Orpheus Monument

The Orpheus Monument (Slovene: Orfejev spomenik) is a Roman monument in Ptuj, Slovenia, an almost 5 metres (16 ft) high and about 1.8 metres (5 ft 11 in) wide stele, carved of white Pohorje marble. It is located at Slovene Square (Slovene: Slovenski trg), the town's central square, in front of the Town Tower. It is the oldest public monument preserved in its original location in Slovenia,[1] the largest discovered monument from the Roman province of the Pannonia Superior,[2] and the symbol of Ptuj.[3]

The monolith was originally a grave marker, erected in the 2nd century AD to honor the memory of Marcus Valerius Verus, the duumvir (mayor) of Roman Poetovio.[3] In the Middle Ages, it was used as a pillory.[3] Criminals were tied to the iron rings attached to its lower part.[2] Since March 2008, it has the status of a national cultural monument.[3]

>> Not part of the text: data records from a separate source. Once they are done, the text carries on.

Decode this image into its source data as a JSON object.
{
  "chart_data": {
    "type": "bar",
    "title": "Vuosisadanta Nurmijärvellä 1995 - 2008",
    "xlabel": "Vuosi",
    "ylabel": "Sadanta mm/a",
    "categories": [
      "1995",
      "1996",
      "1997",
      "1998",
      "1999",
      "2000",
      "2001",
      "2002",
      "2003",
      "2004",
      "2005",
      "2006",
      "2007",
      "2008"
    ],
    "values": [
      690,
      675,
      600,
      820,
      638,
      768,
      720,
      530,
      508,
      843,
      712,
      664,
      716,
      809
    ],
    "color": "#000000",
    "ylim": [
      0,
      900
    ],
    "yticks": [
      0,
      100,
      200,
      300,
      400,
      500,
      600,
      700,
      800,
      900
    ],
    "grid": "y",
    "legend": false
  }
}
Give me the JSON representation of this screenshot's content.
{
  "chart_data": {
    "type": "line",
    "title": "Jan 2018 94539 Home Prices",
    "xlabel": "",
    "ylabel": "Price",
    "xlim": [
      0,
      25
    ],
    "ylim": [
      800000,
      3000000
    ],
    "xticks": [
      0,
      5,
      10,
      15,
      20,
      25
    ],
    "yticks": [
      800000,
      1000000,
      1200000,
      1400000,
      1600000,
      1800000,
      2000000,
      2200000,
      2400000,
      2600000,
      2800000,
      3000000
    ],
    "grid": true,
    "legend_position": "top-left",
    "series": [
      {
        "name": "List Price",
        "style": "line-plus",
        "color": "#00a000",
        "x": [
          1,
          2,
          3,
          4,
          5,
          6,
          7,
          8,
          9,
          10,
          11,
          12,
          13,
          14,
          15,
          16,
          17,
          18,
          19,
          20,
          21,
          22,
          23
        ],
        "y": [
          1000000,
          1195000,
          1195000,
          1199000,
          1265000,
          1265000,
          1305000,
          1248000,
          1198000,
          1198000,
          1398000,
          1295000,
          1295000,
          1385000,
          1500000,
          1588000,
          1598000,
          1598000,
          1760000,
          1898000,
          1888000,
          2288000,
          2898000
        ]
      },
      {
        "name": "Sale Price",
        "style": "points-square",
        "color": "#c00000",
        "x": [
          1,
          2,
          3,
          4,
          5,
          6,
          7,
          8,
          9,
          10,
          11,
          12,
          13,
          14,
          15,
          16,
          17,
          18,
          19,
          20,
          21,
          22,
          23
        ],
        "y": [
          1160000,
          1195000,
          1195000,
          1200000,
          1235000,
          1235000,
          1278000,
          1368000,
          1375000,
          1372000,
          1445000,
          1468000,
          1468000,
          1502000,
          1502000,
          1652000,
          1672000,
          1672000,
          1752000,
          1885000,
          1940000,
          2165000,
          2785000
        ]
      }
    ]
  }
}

The central relief illustrates scenes from the myth of Orpheus, who plays the lyre while mourning his lost love Eurydice. Other reliefs depict the Greek-Egyptian god Serapis, who symbolizes the hope of resurrection. The corners each contain a prone lion gnawing on a ram's head. Beneath this, a relief in the tympanum depicts the Moon goddess Selene, leaning over her dead lover Endymion. All the reliefs and inscriptions are badly eroded.[4]

References

  1. Slovenia info
  2. "The Povoden Museum and the Orpheus Monument". Ptuj Ormož Regional Museum. Retrieved 30 May 2012.
  3. "7754: Ptuj - Orfejev spomenik" [7754: Ptuj – Orpheus Monument]. Register nepremične kulturne dediščine [Registry of Immovable Cultural Heritage] (in Slovenian). Ministrstvo za kulturo Republike Slovenije. Retrieved 30 May 2012.
  4. Lamut, Brane, ed. (1993). Ptujski arheološki zbornik: ob 100-letnici muzeja in Muzejskega društva [Ptuj Collection of Archeological Papers: On the 100th Anniversary of the Museum and the Museum Society] (in Slovenian and English). Regional Museum of Ptuj. COBISS 35226880.